Cependant, l'état actuel de ces véhicules trahit une rupture nette entre les ambitions initiales et la réalité actuelle. Faute de maintenance régulière, de pièces de rechange, d'un cadre de gestion efficace ou encore de financements adaptés, ces bus se sont progressivement immobilisés, jusqu'à devenir de simples carcasses métalliques exposées aux intempéries.
Interpellation
Au-delà de l'aspect visuel choquant, la situation soulève de sérieuses interrogations institutionnelles. Qui est responsable de la gestion et de la conservation de ces bus? Quelles dispositions ont été prises pour assurer leur entretien ou leur remise en service ? Pourquoi un patrimoine public aussi stratégique est-il laissé à l'abandon dans un site aussi sensible que l'ancien quartier de la Monusco ?

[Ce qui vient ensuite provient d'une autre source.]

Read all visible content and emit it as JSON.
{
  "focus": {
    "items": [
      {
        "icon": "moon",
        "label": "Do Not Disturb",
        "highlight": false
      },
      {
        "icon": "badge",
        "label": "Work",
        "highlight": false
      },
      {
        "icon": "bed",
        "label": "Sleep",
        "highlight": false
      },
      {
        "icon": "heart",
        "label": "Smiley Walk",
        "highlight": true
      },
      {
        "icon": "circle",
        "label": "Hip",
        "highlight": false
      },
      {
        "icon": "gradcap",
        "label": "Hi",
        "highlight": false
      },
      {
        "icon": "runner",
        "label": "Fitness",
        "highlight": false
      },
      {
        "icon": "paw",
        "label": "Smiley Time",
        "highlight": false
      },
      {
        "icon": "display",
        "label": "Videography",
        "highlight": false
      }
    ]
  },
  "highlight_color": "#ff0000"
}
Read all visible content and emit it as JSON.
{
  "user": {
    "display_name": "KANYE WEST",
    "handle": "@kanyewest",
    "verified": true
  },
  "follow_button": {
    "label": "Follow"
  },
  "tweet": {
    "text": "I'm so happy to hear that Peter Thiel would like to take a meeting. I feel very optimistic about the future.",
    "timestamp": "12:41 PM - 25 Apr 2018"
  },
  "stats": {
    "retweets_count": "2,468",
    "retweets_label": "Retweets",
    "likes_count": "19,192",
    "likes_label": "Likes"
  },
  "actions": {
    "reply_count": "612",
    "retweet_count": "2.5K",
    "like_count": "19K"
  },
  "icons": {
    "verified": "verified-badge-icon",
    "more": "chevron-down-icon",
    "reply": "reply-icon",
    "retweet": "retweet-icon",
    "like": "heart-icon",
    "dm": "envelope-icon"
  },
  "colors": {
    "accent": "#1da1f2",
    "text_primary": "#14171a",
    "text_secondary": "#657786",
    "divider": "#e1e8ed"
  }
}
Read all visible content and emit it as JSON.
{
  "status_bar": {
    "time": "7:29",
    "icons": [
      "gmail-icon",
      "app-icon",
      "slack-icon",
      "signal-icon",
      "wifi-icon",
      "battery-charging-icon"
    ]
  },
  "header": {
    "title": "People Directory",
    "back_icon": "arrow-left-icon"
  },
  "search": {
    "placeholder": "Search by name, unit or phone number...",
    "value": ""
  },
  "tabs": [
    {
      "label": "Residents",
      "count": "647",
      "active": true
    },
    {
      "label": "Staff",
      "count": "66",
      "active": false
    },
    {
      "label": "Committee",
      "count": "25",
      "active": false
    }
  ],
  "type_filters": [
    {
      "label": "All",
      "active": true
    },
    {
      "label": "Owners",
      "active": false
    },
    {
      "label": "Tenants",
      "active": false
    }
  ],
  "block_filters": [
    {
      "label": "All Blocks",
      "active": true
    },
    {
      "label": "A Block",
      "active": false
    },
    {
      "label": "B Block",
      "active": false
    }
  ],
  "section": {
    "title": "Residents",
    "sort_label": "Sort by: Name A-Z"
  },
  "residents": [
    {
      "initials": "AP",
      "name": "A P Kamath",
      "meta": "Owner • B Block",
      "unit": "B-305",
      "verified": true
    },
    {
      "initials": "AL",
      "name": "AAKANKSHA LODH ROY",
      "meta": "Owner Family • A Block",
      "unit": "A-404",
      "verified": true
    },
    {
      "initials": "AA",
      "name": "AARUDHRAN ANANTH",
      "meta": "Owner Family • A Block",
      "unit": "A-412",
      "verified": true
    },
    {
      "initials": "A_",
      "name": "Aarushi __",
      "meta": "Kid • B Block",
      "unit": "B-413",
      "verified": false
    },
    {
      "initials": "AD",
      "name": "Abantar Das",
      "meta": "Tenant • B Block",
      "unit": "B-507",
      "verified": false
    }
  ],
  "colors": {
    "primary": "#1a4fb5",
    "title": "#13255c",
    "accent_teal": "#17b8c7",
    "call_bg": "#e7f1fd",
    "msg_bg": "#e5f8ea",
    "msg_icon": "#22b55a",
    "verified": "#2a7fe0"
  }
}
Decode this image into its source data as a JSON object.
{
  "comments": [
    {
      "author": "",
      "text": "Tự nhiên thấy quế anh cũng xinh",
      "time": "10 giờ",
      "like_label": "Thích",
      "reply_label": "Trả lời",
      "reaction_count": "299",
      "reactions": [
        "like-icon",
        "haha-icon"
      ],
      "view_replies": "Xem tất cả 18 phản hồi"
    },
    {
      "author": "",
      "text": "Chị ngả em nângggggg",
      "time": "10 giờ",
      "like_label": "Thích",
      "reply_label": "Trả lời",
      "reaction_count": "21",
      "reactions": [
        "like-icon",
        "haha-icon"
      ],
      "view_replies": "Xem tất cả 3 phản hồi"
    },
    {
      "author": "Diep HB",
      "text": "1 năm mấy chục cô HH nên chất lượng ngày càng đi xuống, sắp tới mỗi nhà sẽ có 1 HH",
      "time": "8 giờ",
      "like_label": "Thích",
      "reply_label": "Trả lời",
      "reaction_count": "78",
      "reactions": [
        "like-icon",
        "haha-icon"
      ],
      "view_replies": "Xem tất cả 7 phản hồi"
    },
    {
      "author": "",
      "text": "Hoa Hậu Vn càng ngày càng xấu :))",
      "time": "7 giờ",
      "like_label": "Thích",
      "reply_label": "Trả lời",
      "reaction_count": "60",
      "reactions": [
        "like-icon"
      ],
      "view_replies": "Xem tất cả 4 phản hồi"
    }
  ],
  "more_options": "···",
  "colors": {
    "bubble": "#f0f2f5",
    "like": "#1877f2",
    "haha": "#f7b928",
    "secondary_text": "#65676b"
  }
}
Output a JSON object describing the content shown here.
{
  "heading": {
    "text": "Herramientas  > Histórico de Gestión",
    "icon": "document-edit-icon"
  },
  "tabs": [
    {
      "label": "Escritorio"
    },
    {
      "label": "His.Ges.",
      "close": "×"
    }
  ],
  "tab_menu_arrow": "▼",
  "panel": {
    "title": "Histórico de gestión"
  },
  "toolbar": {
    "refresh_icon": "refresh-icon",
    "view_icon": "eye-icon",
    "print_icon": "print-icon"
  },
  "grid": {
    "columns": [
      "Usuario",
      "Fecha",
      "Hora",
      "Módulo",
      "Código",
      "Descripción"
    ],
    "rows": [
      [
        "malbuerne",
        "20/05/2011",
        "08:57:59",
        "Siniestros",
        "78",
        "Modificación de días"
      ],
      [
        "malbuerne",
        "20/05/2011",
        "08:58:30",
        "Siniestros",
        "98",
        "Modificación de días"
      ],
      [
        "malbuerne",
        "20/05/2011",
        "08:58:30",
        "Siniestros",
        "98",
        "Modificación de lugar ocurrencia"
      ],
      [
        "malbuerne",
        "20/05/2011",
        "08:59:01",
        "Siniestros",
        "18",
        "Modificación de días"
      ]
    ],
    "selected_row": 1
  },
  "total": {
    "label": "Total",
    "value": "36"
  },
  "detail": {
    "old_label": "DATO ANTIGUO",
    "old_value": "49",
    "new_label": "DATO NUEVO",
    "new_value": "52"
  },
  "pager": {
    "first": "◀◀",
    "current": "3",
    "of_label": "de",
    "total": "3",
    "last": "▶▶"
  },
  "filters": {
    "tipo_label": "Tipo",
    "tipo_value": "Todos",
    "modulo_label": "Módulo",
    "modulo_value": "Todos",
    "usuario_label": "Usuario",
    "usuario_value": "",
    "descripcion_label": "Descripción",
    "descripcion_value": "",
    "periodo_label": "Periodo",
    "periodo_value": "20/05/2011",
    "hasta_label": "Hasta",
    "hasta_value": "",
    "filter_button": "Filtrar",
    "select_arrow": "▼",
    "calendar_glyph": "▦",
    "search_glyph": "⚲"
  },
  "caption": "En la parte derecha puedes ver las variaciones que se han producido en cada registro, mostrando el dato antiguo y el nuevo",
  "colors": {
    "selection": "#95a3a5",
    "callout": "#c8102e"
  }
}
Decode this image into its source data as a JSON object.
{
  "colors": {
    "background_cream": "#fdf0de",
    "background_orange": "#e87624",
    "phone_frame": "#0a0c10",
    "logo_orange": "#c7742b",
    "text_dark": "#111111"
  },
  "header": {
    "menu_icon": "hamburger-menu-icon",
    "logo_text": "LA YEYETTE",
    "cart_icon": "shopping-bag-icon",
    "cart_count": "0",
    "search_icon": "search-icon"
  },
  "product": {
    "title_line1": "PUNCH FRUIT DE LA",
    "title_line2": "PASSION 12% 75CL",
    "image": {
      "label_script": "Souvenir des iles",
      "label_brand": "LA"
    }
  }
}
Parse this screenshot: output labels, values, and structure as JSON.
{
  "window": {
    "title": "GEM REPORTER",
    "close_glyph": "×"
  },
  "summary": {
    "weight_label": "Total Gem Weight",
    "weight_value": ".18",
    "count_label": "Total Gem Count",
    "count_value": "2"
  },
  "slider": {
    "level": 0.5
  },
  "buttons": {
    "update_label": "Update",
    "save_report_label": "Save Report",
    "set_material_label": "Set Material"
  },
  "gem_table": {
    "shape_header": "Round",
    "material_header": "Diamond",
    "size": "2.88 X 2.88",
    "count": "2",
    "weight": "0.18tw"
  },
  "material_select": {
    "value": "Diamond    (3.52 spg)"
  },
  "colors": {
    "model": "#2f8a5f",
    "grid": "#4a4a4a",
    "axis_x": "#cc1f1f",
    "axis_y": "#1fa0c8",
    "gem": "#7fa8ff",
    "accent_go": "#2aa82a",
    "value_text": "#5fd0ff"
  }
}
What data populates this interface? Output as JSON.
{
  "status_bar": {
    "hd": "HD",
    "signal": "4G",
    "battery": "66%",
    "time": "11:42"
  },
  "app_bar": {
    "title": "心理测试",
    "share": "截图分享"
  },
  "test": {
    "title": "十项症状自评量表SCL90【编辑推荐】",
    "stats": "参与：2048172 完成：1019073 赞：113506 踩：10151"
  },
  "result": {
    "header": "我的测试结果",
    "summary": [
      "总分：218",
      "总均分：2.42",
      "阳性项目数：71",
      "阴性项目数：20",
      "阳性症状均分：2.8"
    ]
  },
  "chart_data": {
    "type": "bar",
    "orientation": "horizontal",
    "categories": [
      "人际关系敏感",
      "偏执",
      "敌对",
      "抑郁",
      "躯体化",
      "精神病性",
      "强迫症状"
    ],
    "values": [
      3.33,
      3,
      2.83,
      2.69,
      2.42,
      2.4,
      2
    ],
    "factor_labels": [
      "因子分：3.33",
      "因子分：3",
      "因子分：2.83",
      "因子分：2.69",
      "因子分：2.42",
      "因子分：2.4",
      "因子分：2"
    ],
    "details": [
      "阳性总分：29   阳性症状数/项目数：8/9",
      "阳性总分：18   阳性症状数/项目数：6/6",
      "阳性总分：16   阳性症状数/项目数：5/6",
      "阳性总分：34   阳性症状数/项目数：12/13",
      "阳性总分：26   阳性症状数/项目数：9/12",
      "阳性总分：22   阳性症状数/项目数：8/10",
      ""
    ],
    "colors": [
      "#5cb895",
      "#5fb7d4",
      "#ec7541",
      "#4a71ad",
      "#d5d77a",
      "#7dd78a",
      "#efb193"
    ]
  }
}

Pour de nombreux observateurs locaux, cet état de fait reflète un problème plus large de coordination entre les autorités provinciales, les services de Transco et les instances nationales en charge du transport urbain.
L'immobilisation de ces bus n'est pas sans conséquences pour la population de Kananga. Dans une ville en pleine expansion démographique, la rareté des moyens de transport collectifs accentue les difficultés de déplacement, renchérit le coût du transport et pèse lourdement sur le quotidien des travailleurs, des élèves, des étudiants et des commerçants.